In Mr. Peter Obi, the Mai Gaskiya philosophy re-awakens, not because Obi wears agbada with pomp, nor because he speaks in riddles or boasts entitlement. He walks lightly, speaks plainly, and governs with spreadsheets, not slogans. His adoption of the 170-point MDG governance matrix in Anambra wasn’t just technocratic, it was transformational. He built schools, equipped hospitals, and left office with billions in savings. That is Mai Gaskiya in action.
*And Buhari saw it. His reported words to Obi “never forget the poor” were not just advice. They were anointing. A recognition that Obi, more than any other, understands the weight of leadership and the dignity of service.*
*But the old guard, the gatekeepers of the old order, are fighting back. Tinubu says emi lokan “It’s my turn.” Atiku claims the North won’t accept a Southern leader. Kwankwaso asserts Tinubu governs for the Yoruba alone. But Obi says: Nigeria belongs to all of us. He does not insult. He does not divide. He builds. And that’s why, in the eyes of many, he is not just a candidate, he is a movement.*
Mr Peter Obi aligning with firebrand Northern disruptors like Mallam El-Rufai and Datti Ahmed, has sent the old order quaking. In response, figures like Wike and Tinubu are desperate to recreate a national agbero economy, designed to scare away the moderates, just as they did in Lagos. Abuja and Edo are already kitted and on the mark. The Supreme Court fortified Monday Okpebholo. Rev. Fr. Alia, turned politician, has already sent a loud message. A veiled Funso Williams-style message of threat looms large.
They fear the popularity. They fear organic movements like the Obidient Movement. They fear Buhari’s 12.7 million loyalists. They fear what will become of the old order if any harm comes to Mr. Peter Obi. But popularity is not measured by noise, it is measured by trust. Obi’s rallies drew millions before campaigns even began. His name trended globally during the 2023 elections. His movement, decentralized and organic, mirrors the youth-led revolutions in Tunisia, Egypt, and Sudan. But unlike those, Obi’s movement is not just protest, it is proposal, it's a demand for something new.Not just anger, it is architecture. From Lagos to Kano, Accra to Nairobi, young Africans see in Obi a model of leadership that is principled, pragmatic, and possible. They see the rock upon which a New Africa will rise.
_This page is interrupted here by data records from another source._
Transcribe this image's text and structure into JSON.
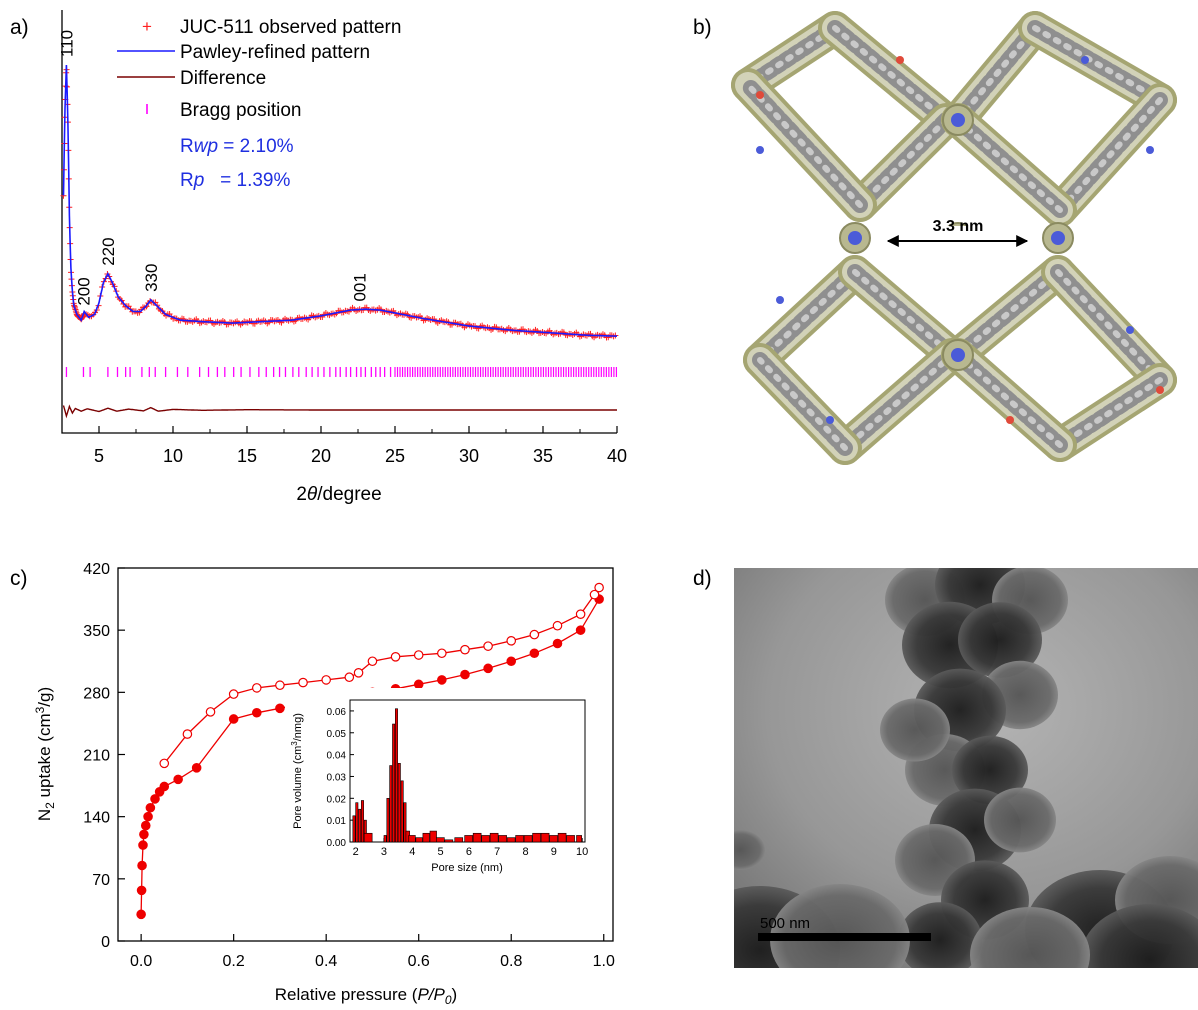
{
  "panel_labels": {
    "a": "a)",
    "b": "b)",
    "c": "c)",
    "d": "d)"
  },
  "colors": {
    "observed": "#ff2020",
    "refined": "#1a1aff",
    "difference": "#7a0000",
    "bragg": "#ff00ff",
    "rtext": "#1f2fe0",
    "isotherm": "#ee0000",
    "framework_wall": "#b3b37a",
    "tem_background": "#8a8a8a"
  },
  "chart_data": [
    {
      "type": "line",
      "panel": "a",
      "xlabel_pre": "2",
      "xlabel_theta": "θ",
      "xlabel_post": "/degree",
      "xlim": [
        2.5,
        40
      ],
      "xticks": [
        "5",
        "10",
        "15",
        "20",
        "25",
        "30",
        "35",
        "40"
      ],
      "legend": [
        {
          "symbol": "+",
          "label": "JUC-511 observed pattern"
        },
        {
          "symbol": "line-blue",
          "label": "Pawley-refined pattern"
        },
        {
          "symbol": "line-dark",
          "label": "Difference"
        },
        {
          "symbol": "|",
          "label": "Bragg position"
        }
      ],
      "rwp": {
        "prefix": "R",
        "sub": "wp",
        "value": " = 2.10%"
      },
      "rp": {
        "prefix": "R",
        "sub": "p",
        "value": "   = 1.39%"
      },
      "peak_labels": [
        {
          "x": 2.8,
          "label": "110"
        },
        {
          "x": 3.95,
          "label": "200"
        },
        {
          "x": 5.6,
          "label": "220"
        },
        {
          "x": 8.5,
          "label": "330"
        },
        {
          "x": 22.6,
          "label": "001"
        }
      ],
      "series": [
        {
          "name": "JUC-511 observed pattern",
          "x": [
            2.6,
            2.7,
            2.8,
            2.9,
            3.0,
            3.1,
            3.2,
            3.3,
            3.5,
            3.8,
            4.0,
            4.3,
            4.7,
            5.0,
            5.3,
            5.6,
            5.9,
            6.3,
            6.8,
            7.3,
            7.8,
            8.2,
            8.5,
            8.9,
            9.5,
            10.5,
            12,
            14,
            16,
            18,
            20,
            21,
            22,
            23,
            24,
            25,
            27,
            30,
            33,
            36,
            38,
            40
          ],
          "y": [
            0.55,
            0.85,
            1.0,
            0.8,
            0.48,
            0.3,
            0.22,
            0.17,
            0.14,
            0.12,
            0.15,
            0.13,
            0.14,
            0.18,
            0.25,
            0.28,
            0.25,
            0.2,
            0.17,
            0.15,
            0.15,
            0.17,
            0.19,
            0.17,
            0.14,
            0.12,
            0.115,
            0.11,
            0.115,
            0.12,
            0.135,
            0.145,
            0.155,
            0.158,
            0.155,
            0.145,
            0.125,
            0.1,
            0.085,
            0.075,
            0.068,
            0.065
          ]
        },
        {
          "name": "Pawley-refined pattern",
          "x": [
            2.6,
            2.7,
            2.8,
            2.9,
            3.0,
            3.1,
            3.2,
            3.3,
            3.5,
            3.8,
            4.0,
            4.3,
            4.7,
            5.0,
            5.3,
            5.6,
            5.9,
            6.3,
            6.8,
            7.3,
            7.8,
            8.2,
            8.5,
            8.9,
            9.5,
            10.5,
            12,
            14,
            16,
            18,
            20,
            21,
            22,
            23,
            24,
            25,
            27,
            30,
            33,
            36,
            38,
            40
          ],
          "y": [
            0.55,
            0.85,
            1.0,
            0.8,
            0.48,
            0.3,
            0.22,
            0.17,
            0.14,
            0.12,
            0.15,
            0.13,
            0.14,
            0.18,
            0.25,
            0.28,
            0.25,
            0.2,
            0.17,
            0.15,
            0.15,
            0.17,
            0.19,
            0.17,
            0.14,
            0.12,
            0.115,
            0.11,
            0.115,
            0.12,
            0.135,
            0.145,
            0.155,
            0.158,
            0.155,
            0.145,
            0.125,
            0.1,
            0.085,
            0.075,
            0.068,
            0.065
          ]
        },
        {
          "name": "Difference",
          "x": [
            2.6,
            2.8,
            3.0,
            3.2,
            3.4,
            3.8,
            4.2,
            5.0,
            5.6,
            6.2,
            7.0,
            8.0,
            8.5,
            9.0,
            10,
            12,
            15,
            20,
            25,
            30,
            35,
            40
          ],
          "y": [
            0.015,
            -0.02,
            0.012,
            -0.01,
            0.005,
            -0.004,
            0.004,
            -0.005,
            0.006,
            -0.004,
            0.003,
            -0.003,
            0.008,
            -0.004,
            0.002,
            -0.001,
            0.001,
            0.0,
            0.0,
            0.0,
            0.0,
            0.0
          ]
        }
      ],
      "bragg_x": [
        2.8,
        3.95,
        4.4,
        5.6,
        6.25,
        6.8,
        7.1,
        7.9,
        8.4,
        8.8,
        9.5,
        10.3,
        11.0,
        11.8,
        12.4,
        13.0,
        13.5,
        14.1,
        14.6,
        15.2,
        15.8,
        16.3,
        16.8,
        17.2,
        17.6,
        18.1,
        18.5,
        19.0,
        19.4,
        19.8,
        20.2,
        20.6,
        21.0,
        21.3,
        21.7,
        22.0,
        22.4,
        22.7,
        23.0,
        23.4,
        23.7,
        24.0,
        24.3,
        24.7
      ],
      "bragg_dense_range": [
        25,
        40
      ]
    },
    {
      "type": "scatter",
      "panel": "c",
      "xlabel": "Relative pressure (P/P0)",
      "xlabel_pre": "Relative pressure (",
      "xlabel_italic": "P/P",
      "xlabel_sub": "0",
      "xlabel_post": ")",
      "ylabel_pre": "N",
      "ylabel_sub": "2",
      "ylabel_mid": " uptake (cm",
      "ylabel_sup": "3",
      "ylabel_post": "/g)",
      "xlim": [
        -0.05,
        1.02
      ],
      "ylim": [
        0,
        420
      ],
      "xticks": [
        "0.0",
        "0.2",
        "0.4",
        "0.6",
        "0.8",
        "1.0"
      ],
      "yticks": [
        "0",
        "70",
        "140",
        "210",
        "280",
        "350",
        "420"
      ],
      "series": [
        {
          "name": "adsorption",
          "x": [
            0.0,
            0.001,
            0.002,
            0.004,
            0.006,
            0.01,
            0.015,
            0.02,
            0.03,
            0.04,
            0.05,
            0.08,
            0.12,
            0.2,
            0.25,
            0.3,
            0.35,
            0.4,
            0.45,
            0.5,
            0.55,
            0.6,
            0.65,
            0.7,
            0.75,
            0.8,
            0.85,
            0.9,
            0.95,
            0.99
          ],
          "y": [
            30,
            57,
            85,
            108,
            120,
            130,
            140,
            150,
            160,
            168,
            174,
            182,
            195,
            250,
            257,
            262,
            267,
            272,
            276,
            280,
            284,
            289,
            294,
            300,
            307,
            315,
            324,
            335,
            350,
            385
          ]
        },
        {
          "name": "desorption",
          "x": [
            0.99,
            0.98,
            0.95,
            0.9,
            0.85,
            0.8,
            0.75,
            0.7,
            0.65,
            0.6,
            0.55,
            0.5,
            0.47,
            0.45,
            0.4,
            0.35,
            0.3,
            0.25,
            0.2,
            0.15,
            0.1,
            0.05
          ],
          "y": [
            398,
            390,
            368,
            355,
            345,
            338,
            332,
            328,
            324,
            322,
            320,
            315,
            302,
            297,
            294,
            291,
            288,
            285,
            278,
            258,
            233,
            200
          ]
        }
      ]
    },
    {
      "type": "bar",
      "panel": "c-inset",
      "xlabel": "Pore size (nm)",
      "ylabel_pre": "Pore volume (cm",
      "ylabel_sup": "3",
      "ylabel_post": "/nmg)",
      "xlim": [
        1.8,
        10.1
      ],
      "ylim": [
        0,
        0.065
      ],
      "xticks": [
        "2",
        "3",
        "4",
        "5",
        "6",
        "7",
        "8",
        "9",
        "10"
      ],
      "yticks": [
        "0.00",
        "0.01",
        "0.02",
        "0.03",
        "0.04",
        "0.05",
        "0.06"
      ],
      "x": [
        1.95,
        2.05,
        2.15,
        2.25,
        2.35,
        2.45,
        3.05,
        3.15,
        3.25,
        3.35,
        3.45,
        3.55,
        3.65,
        3.75,
        3.85,
        4.0,
        4.25,
        4.5,
        4.75,
        5.0,
        5.3,
        5.65,
        6.0,
        6.3,
        6.6,
        6.9,
        7.2,
        7.5,
        7.8,
        8.1,
        8.4,
        8.7,
        9.0,
        9.3,
        9.6,
        9.9
      ],
      "values": [
        0.012,
        0.018,
        0.015,
        0.019,
        0.01,
        0.004,
        0.003,
        0.02,
        0.035,
        0.054,
        0.061,
        0.036,
        0.028,
        0.018,
        0.005,
        0.003,
        0.002,
        0.004,
        0.005,
        0.002,
        0.001,
        0.002,
        0.003,
        0.004,
        0.003,
        0.004,
        0.003,
        0.002,
        0.003,
        0.003,
        0.004,
        0.004,
        0.003,
        0.004,
        0.003,
        0.003
      ],
      "bar_width": 0.1
    }
  ],
  "framework": {
    "dimension_label": "3.3 nm"
  },
  "tem": {
    "scale_label": "500 nm"
  }
}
2027: The Year of Reckoning?
As Nigeria approaches another crossroads, the choice is clear: do we return to the politics of patronage, or do we embrace a New Nigeria where the son of a nobody can become somebody, without knowing anybody?
Peter Obi embodies that promise. He is not just the inheritor of Mai Gaskiya. He is its evolution. And with the combined strength of Buhari’s Northern base and the Obidient Movement’s youthful surge, he stands today as the most popular, and most consequential politician walking the African continent.
As the politics of coalition gathers momentum, the pendulum swings in PO’s favour. Forget the confusion brewing in the coalition. It is an intentional distraction. For the first time, APC and its paid propagandists are on the reactionary side. They dish out ethnic divisive rhetoric to a people held in a common grip by hunger and starvation. It’s a failed strategy, unmasking the emptiness of APC as a collective of people without compassion for the wreckage they’ve brought to Nigeria’s doorstep.
Nigerians are waiting at the threshold of 2027, and it won’t be politics as usual.
Dr. Ezeh Emmanuel Ezeh, an Oxford-trained entrepreneur, trade policy consultant, and public policy expert, is a member of the National Advisory Committee of the Obidient Movement. LP 2023 House of Representatives Candidate for Abakaliki/Izzi Federal Constituency.